Wells was born in Louisville, went on to conquer Memphis and then returned to Kentucky. He recorded with Bobby Bland, Jimmy Witherspoon, Arthur Gunter, and on Sun Records with Rosco Gordon.

Unfortunately, the angle of the sun prevented the low-contrast lettering on the headstone from showing up unless I blocked them with my shadow, which I clumsily attempted to do here with less than total success. I'll go back out sooner or later and retake them at a different time of day.

The inscription on the gravestone says: “Some people get up to play the blues and think that all you do is play three changes. There’s more to it than that. The blues is a feeling.”



According to the Kentuckiana Blues Society page about him:

Foree was born in Louisville, Kentucky, on January 10, 1936, into a family of music lovers. Both his father and grandfather played country music and blues.
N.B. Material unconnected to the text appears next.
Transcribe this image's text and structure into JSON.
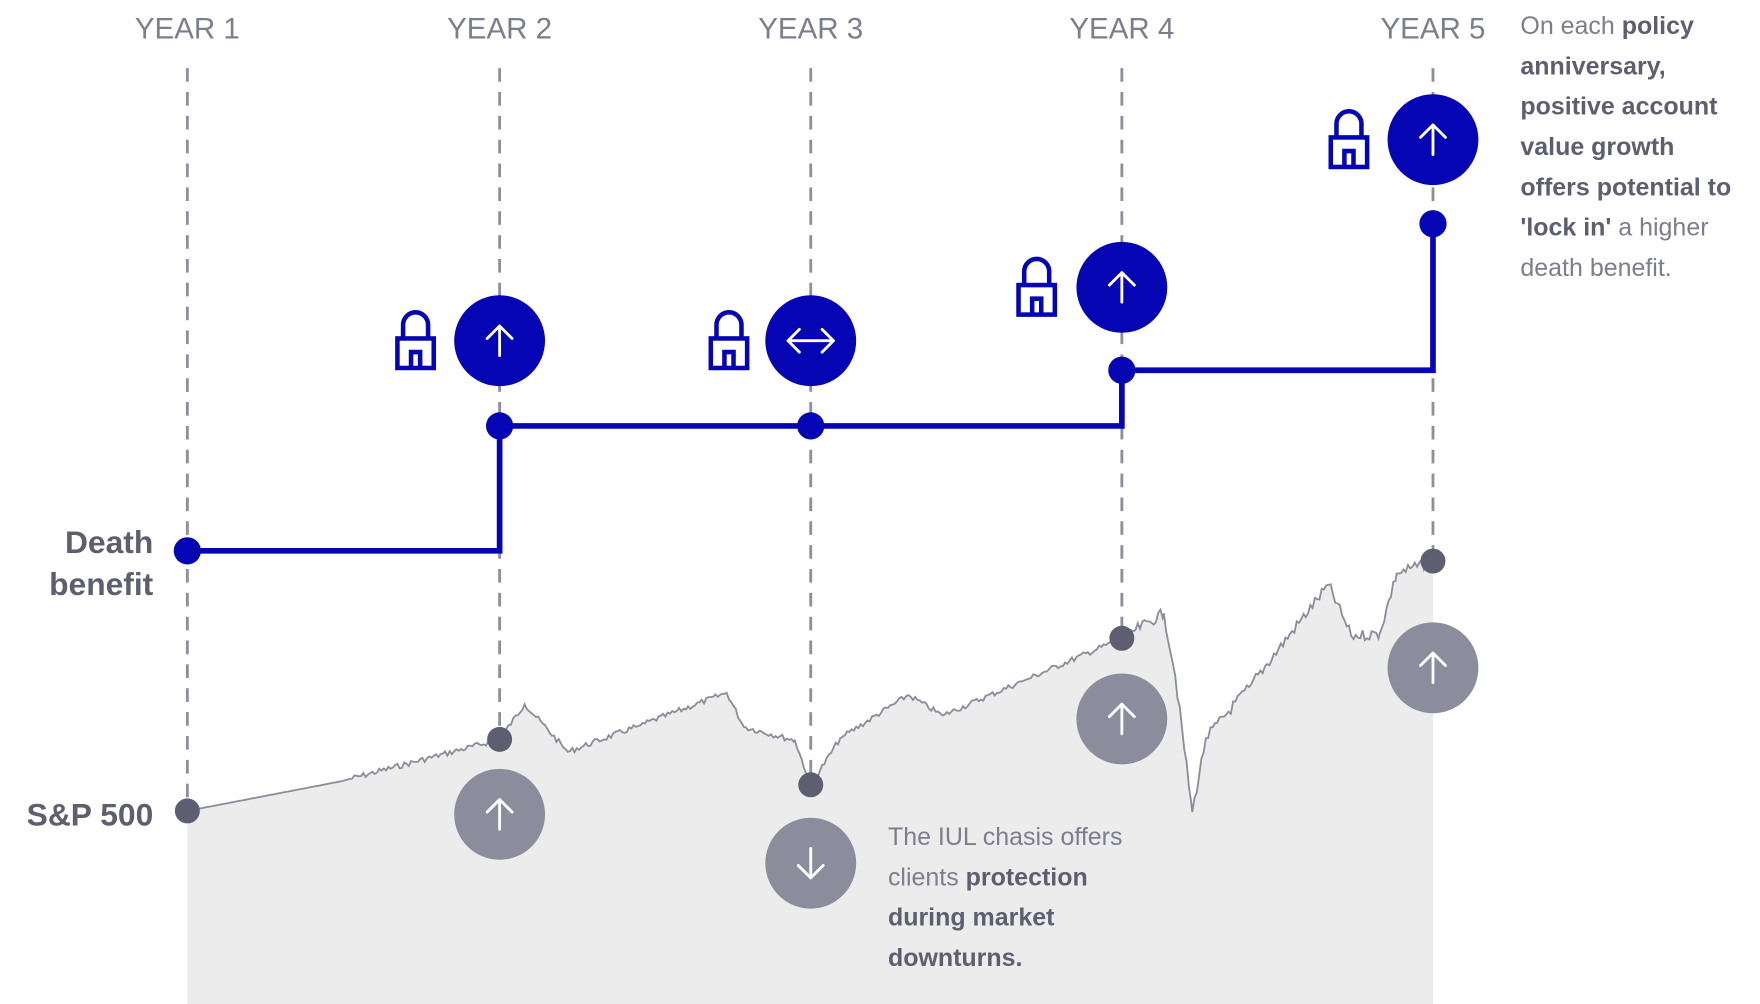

At age nine Foree taught himself to play guitar, starting out playing country tunes made popular by Roy Acuff, Grandpa Jones, Spade Cooley, Hank Snow and Cowboy Copas. By age eleven, he was part of the Alvin Thomas Band, which included Alvin, Foree and their schoolmates.

In 1953 he joined the Morgan Brother Band, one of Louisville’s most popular post-war blues bands. It was there that he met Arthur “Eggie” Porter, who later became guitarist for Hank Ballard and the Midnighters. For Foree, Eggie was “the first guy to actually show me anything about guitars. I learned everything he could play, then I began showing HIM things. He was my biggest influence, I believe.”

In 1956 Foree returned to Louisville, married his wife Lorene and got a job with L&N. He also became a bandleader, fronting the Foree Wells Combo and, later, the Rockin’ Redcoats, which featured Louisville guitarist, June “Smoketown Red” Downs. The band played at all the hot clubs in town: the Top Hat, the Diamond Horseshoe, Harry’s and Club 36. Foree remembered, "The worst place I ever played was Club 36. The first night I went in there, we played in the garden and I had beer bottles coming out of the door over the top of my head. I turned around to get back in the car. They had to pull me back in to come and play the job."

Most of the action in Louisville took place on Walnut Street. "It had more action going on than Beale Street. They had entertainment all up and down the street and it never shut down. The restaurants and things stayed open 24 hours a day - people walking up and down the street all night long - 24 hours a day! And jukeboxes would be going on all night long. That’s the way it was then."